L'infrastructure cloud a longtemps été conçue autour des humains qui cherchent, cliquent, défilent et streament de manière régulière et prévisible. Les agents IA se comportent différemment. Ils peuvent déclencher un raz-de-marée d'activité, en lançant plusieurs sous-agents qui interrogent des centaines de bases de données, recherchent des documents et appellent des API en quelques secondes, puis disparaissent aussi vite qu'ils sont arrivés.
Partant de ce constat, Amazon repense un élément central de son infrastructure cloud. Jeudi, AWS a lancé sa nouvelle génération d'OpenSearch Serverless, une base de données vectorielles et de recherche entièrement gérée – essentiellement un système pour stocker et récupérer des informations à grande échelle – spécialement conçue pour les charges de travail agentiques. AWS affirme que le nouveau système peut monter en charge instantanément lorsque les agents déclenchent des tâches et redescendre à zéro lorsqu'ils sont inactifs.
Ce lancement reflète une prise de conscience croissante dans l'industrie tech : l'infrastructure conçue à l'origine pour un Internet humain ne fonctionne pas aussi bien dans un monde de plus en plus peuplé d'agents.
Bien que les agents IA ne représentent encore qu'une part relativement faible de l'activité Internet, le trafic généré par les machines est déjà significatif et promet de croître. Cloudflare indique que les bots ont représenté 31 % du trafic HTTP global au cours des six derniers mois. Les crawlers IA, moteurs de recherche et assistants constituaient environ un quart de toutes les requêtes de bots sur cette période.
« Le trafic non humain dépassera le trafic humain quelque part au premier semestre 2027 », a déclaré Li Yi Ohlsen, chef de produit senior chez Cloudflare, à TechCrunch.
Lors de la conférence développeurs I/O de Google la semaine dernière, la société a annoncé que les utilisateurs pourront déléguer des tâches à des systèmes IA, comme rechercher des achats, réserver des voyages, naviguer sur le web et interagir avec des applications. Mais l'effet ne s'arrête pas aux agents IA grand public. Les entreprises déploient de plus en plus d'agents en interne et pour leurs clients, créant de nouveaux types de trafic machine en coulisses.
En conséquence, les fournisseurs de cloud et les entreprises d'infrastructure doivent composer avec l'adaptation de systèmes conçus pour les humains à un monde d'agents qui récupèrent constamment et de manière autonome des informations, invoquent des outils et génèrent du trafic machine à machine.
C'est là qu'intervient le nouvel OpenSearch Serverless d'AWS.
« Le timing est évident.

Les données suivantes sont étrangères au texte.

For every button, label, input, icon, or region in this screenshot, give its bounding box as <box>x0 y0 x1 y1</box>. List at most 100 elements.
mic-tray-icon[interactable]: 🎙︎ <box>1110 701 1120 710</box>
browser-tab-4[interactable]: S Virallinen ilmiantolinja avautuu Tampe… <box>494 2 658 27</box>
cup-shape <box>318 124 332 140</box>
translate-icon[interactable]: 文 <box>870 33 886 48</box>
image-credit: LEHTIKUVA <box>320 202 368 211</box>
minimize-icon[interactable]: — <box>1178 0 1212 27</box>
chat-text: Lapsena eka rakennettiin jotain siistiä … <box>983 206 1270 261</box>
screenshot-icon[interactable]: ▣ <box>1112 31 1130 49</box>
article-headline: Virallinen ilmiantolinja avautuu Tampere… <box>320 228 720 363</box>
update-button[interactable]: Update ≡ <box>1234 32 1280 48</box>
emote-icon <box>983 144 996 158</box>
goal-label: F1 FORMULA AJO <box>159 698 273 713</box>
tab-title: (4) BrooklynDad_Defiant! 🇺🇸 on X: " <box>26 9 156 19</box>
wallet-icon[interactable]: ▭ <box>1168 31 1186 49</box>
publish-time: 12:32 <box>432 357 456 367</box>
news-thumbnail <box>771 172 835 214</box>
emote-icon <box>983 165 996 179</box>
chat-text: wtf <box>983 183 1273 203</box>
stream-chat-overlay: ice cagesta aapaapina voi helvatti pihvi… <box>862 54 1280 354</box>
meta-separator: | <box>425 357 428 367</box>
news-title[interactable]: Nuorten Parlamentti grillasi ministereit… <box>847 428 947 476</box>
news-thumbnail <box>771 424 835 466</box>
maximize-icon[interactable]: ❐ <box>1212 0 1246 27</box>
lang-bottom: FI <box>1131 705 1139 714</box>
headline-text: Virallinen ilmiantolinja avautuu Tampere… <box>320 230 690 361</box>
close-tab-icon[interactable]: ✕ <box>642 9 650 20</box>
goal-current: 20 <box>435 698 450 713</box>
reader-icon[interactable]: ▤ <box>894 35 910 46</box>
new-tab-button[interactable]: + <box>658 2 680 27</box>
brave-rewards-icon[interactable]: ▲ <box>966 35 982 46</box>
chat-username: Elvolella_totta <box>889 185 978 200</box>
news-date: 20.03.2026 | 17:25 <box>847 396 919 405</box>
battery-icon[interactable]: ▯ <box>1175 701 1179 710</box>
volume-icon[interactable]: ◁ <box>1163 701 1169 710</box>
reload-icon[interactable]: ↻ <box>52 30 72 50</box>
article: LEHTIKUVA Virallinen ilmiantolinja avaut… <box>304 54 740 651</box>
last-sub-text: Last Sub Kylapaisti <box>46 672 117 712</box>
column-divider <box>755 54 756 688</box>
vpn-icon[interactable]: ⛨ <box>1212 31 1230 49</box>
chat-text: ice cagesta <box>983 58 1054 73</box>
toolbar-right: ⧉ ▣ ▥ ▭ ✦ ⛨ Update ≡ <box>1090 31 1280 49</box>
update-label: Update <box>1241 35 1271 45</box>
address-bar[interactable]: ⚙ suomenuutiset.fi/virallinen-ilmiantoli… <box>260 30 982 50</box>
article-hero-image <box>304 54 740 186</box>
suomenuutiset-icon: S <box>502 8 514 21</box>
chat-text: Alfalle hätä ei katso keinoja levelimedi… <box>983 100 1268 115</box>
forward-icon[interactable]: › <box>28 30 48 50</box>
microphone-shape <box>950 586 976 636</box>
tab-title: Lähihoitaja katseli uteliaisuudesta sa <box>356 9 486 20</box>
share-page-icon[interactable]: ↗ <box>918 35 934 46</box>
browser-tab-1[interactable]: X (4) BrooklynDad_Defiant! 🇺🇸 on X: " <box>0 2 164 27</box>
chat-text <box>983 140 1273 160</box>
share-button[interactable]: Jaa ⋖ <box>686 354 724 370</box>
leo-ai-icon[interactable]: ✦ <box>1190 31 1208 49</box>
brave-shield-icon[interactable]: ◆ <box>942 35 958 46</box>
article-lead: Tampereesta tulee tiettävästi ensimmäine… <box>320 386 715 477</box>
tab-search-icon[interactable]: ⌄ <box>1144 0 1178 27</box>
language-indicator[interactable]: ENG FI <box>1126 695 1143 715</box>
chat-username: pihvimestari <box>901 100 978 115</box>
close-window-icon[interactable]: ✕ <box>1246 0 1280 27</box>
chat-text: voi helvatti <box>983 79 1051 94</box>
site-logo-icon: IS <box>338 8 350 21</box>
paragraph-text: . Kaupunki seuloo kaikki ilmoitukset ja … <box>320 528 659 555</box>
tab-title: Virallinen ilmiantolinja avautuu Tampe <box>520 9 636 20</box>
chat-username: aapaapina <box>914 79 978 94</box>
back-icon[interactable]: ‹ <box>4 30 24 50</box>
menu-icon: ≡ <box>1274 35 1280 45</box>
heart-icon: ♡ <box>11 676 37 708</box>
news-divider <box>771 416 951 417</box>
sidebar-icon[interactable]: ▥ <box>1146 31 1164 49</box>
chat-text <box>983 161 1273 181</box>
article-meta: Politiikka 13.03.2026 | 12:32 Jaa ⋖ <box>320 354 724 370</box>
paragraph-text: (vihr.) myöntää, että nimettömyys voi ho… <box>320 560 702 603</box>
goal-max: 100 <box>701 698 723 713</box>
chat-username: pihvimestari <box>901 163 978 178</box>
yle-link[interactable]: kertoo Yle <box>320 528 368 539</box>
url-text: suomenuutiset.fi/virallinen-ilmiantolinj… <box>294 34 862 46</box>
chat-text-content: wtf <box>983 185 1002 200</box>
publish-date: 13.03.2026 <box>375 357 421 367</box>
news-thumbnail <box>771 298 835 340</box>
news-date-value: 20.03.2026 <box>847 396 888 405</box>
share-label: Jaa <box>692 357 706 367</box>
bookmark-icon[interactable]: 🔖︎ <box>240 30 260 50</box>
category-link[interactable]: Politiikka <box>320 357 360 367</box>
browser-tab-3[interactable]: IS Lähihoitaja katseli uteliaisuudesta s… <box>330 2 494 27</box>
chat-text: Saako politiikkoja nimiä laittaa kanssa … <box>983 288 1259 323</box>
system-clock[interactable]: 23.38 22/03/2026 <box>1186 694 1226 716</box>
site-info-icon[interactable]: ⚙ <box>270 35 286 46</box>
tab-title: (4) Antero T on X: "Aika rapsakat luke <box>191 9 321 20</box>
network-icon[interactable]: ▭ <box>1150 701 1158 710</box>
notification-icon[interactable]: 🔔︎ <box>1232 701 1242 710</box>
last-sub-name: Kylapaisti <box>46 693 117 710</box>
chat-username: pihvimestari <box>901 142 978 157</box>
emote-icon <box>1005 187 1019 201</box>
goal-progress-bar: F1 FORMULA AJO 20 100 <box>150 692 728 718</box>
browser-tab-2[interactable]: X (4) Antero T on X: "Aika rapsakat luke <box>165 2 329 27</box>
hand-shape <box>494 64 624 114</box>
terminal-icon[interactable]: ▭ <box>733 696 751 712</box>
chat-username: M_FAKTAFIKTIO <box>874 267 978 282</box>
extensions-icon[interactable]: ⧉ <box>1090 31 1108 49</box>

Les agents passent de l'expérimentation à la production, et ils créent des schémas de trafic pour lesquels l'infrastructure précédente n'était tout simplement pas conçue », a déclaré Tia White, directrice générale d'Amazon OpenSearch Service, à TechCrunch. « Ils montent en charge sans prévenir, deviennent inactifs sans préavis, et les entreprises ont besoin d'une recherche qui suive sans payer pour des ressources de calcul vides ou inactives. »
Le changement technique clé de cette nouvelle génération est qu'elle dissocie le calcul du stockage, permettant au calcul de monter en charge en quelques secondes pour s'adapter aux pics de trafic des agents et de redescendre à zéro, de sorte que les clients paient 0 $ lorsque les agents sont inactifs.
« Auparavant, même dans notre version Serverless précédente, vous deviez avoir au moins une instance opérationnelle et en cours d'exécution car le stockage et le calcul étaient couplés », a déclaré White. « Vous ne pouviez pas simplement lancer automatiquement [le calcul] au rythme dont vous aviez besoin, donc vous aviez toujours des ressources de calcul inactives réservées pour votre charge de travail, que vous les utilisiez ou non. »
Imaginez que vous payiez toujours pour une place de parking, même lorsque vous ne l'utilisez pas. Avec le Serverless amélioré d'AWS, c'est plutôt comme payer pour une place de parking avec parcmètre.
Au lancement, OpenSearch Serverless s'intégrera nativement avec des plateformes de développement IA comme Vercel et Kiro, permettant aux développeurs de déployer des backends de recherche et vectoriels prêts pour la production pour les agents sans gérer l'infrastructure.
Ce changement émerge dans toute l'industrie du cloud. Databricks et Snowflake se repositionnent comme des systèmes de mémoire et de récupération IA pour les données d'entreprise. Microsoft a déployé des mises à jour d'Azure conçues pour gérer les pics d'agents IA et partager la mémoire entre agents. Cloudflare, dans la même veine qu'Amazon, a lancé le mois dernier une infrastructure visant à donner aux agents des environnements persistants.